Une immense bouée de sauvetage lancée par le prince saoudien en direction de l’Egypte, dont les problèmes économiques ne datent en réalité pas du conflit en Ukraine. Après son passage au Caire, le prince saoudien est parti en direction de la Jordanie et de la Turquie.
Quelle contrepartie pour Le Caire ?
Malgré les relations privilégiées entre l’Egypte d’al-Sissi et l’Arabie saoudite, le décaissement de MBS est pour le moins une surprise. Le dirigeant saoudien a mis l’accent sur « le rôle primordial de l’Egypte dans la sécurité et la stabilité de la région ». Un investissement qui précède le prochain Sommet arabo-américain, qui se tiendra à Riyad en novembre.
Selon MBS, sa visite en Egypte visait également à « coordonner les positions » des uns et des autres avant le fameux sommet. La réunion, où sera présent le président américain Joe Biden, devrait aborder les relations arabo-iraniennes, la colonisation israélienne de la Palestine, la Libye et les énergies fossiles, entre autres.

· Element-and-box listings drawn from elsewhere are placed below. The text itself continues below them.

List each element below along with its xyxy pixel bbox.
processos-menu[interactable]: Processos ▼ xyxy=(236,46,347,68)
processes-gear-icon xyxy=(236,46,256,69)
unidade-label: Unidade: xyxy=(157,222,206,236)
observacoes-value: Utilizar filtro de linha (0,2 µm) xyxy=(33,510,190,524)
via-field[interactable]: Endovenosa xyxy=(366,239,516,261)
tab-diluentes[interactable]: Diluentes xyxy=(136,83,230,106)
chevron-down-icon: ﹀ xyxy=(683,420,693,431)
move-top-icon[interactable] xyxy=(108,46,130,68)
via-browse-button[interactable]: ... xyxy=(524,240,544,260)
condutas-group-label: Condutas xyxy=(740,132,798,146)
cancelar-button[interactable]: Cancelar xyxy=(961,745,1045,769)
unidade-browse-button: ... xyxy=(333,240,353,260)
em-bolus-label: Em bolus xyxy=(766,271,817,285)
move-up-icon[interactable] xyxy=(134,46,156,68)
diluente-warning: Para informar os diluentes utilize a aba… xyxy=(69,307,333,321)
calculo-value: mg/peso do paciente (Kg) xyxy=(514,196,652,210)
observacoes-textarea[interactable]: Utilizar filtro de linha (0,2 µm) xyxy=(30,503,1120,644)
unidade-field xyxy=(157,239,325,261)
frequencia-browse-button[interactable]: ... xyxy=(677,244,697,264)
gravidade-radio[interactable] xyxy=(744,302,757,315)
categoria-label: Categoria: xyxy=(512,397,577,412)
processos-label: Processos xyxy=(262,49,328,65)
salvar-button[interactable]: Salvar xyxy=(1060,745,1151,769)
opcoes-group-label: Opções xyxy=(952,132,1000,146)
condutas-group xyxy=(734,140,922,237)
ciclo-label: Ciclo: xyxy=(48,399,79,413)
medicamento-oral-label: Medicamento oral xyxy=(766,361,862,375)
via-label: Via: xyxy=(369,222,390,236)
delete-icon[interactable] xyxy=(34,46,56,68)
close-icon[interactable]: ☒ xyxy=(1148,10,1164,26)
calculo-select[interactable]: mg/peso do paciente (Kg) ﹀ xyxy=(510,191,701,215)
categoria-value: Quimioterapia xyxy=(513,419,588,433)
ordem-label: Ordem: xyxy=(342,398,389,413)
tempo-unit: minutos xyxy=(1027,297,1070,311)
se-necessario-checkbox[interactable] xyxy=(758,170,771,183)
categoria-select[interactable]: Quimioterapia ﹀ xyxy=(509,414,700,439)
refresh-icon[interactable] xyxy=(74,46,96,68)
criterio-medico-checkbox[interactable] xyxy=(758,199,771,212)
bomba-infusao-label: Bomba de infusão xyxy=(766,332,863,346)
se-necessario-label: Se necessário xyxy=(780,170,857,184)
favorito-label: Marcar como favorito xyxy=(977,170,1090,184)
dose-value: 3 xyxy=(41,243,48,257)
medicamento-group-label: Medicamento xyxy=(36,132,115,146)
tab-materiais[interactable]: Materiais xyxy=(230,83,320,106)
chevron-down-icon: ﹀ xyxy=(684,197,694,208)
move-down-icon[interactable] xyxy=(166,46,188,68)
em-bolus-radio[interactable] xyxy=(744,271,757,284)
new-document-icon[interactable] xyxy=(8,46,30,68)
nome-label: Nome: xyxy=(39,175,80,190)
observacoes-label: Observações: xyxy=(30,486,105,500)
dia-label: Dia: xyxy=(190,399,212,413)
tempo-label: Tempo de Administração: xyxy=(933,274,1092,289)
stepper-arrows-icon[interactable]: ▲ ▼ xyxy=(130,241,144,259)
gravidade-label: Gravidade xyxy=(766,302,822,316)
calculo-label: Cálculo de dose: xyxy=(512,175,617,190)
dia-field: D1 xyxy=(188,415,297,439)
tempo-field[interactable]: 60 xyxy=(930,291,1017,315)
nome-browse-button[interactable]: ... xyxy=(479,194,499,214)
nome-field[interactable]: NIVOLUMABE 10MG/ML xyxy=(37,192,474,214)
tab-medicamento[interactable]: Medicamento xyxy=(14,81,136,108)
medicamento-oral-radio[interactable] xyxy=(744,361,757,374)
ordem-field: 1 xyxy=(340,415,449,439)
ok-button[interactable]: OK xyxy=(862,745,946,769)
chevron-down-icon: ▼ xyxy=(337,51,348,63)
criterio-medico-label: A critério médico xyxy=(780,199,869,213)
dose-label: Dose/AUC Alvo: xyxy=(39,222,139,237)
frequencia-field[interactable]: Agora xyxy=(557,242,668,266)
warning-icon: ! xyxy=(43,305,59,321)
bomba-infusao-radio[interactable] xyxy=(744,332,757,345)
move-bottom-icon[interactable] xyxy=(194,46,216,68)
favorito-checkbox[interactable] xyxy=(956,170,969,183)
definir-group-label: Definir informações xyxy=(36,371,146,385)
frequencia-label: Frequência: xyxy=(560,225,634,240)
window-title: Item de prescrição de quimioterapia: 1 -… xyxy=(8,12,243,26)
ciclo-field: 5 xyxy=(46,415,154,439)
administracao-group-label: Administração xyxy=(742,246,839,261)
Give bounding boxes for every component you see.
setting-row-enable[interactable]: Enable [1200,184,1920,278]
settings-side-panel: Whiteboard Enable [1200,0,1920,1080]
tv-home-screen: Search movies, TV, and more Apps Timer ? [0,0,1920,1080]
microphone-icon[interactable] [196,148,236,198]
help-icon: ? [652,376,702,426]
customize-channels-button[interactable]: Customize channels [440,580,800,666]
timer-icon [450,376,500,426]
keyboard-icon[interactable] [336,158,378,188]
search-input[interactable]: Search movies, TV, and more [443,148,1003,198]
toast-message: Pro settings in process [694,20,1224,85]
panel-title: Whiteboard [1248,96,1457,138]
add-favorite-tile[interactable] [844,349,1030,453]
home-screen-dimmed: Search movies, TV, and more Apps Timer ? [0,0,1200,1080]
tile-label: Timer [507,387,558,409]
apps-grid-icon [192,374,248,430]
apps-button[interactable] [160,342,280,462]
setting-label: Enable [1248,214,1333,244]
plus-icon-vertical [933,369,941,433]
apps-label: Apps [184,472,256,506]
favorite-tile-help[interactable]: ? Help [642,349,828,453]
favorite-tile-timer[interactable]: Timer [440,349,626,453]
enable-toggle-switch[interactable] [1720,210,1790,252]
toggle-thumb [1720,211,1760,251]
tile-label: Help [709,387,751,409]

Les milliards saoudiens pour l’Egypte ne sont cependant pas gratuits. Il y a lieu de supposer que Riyad attend, contre son aide substantielle, un soutien égyptien sur un ou plusieurs dossiers à l’ordre du jour du Sommet arabo-américain. On le sait, MBS cherche également à pousser certains pays africains arabo-musulmans à intégrer l’axe diplomatique émirato-saoudien depuis des années déjà.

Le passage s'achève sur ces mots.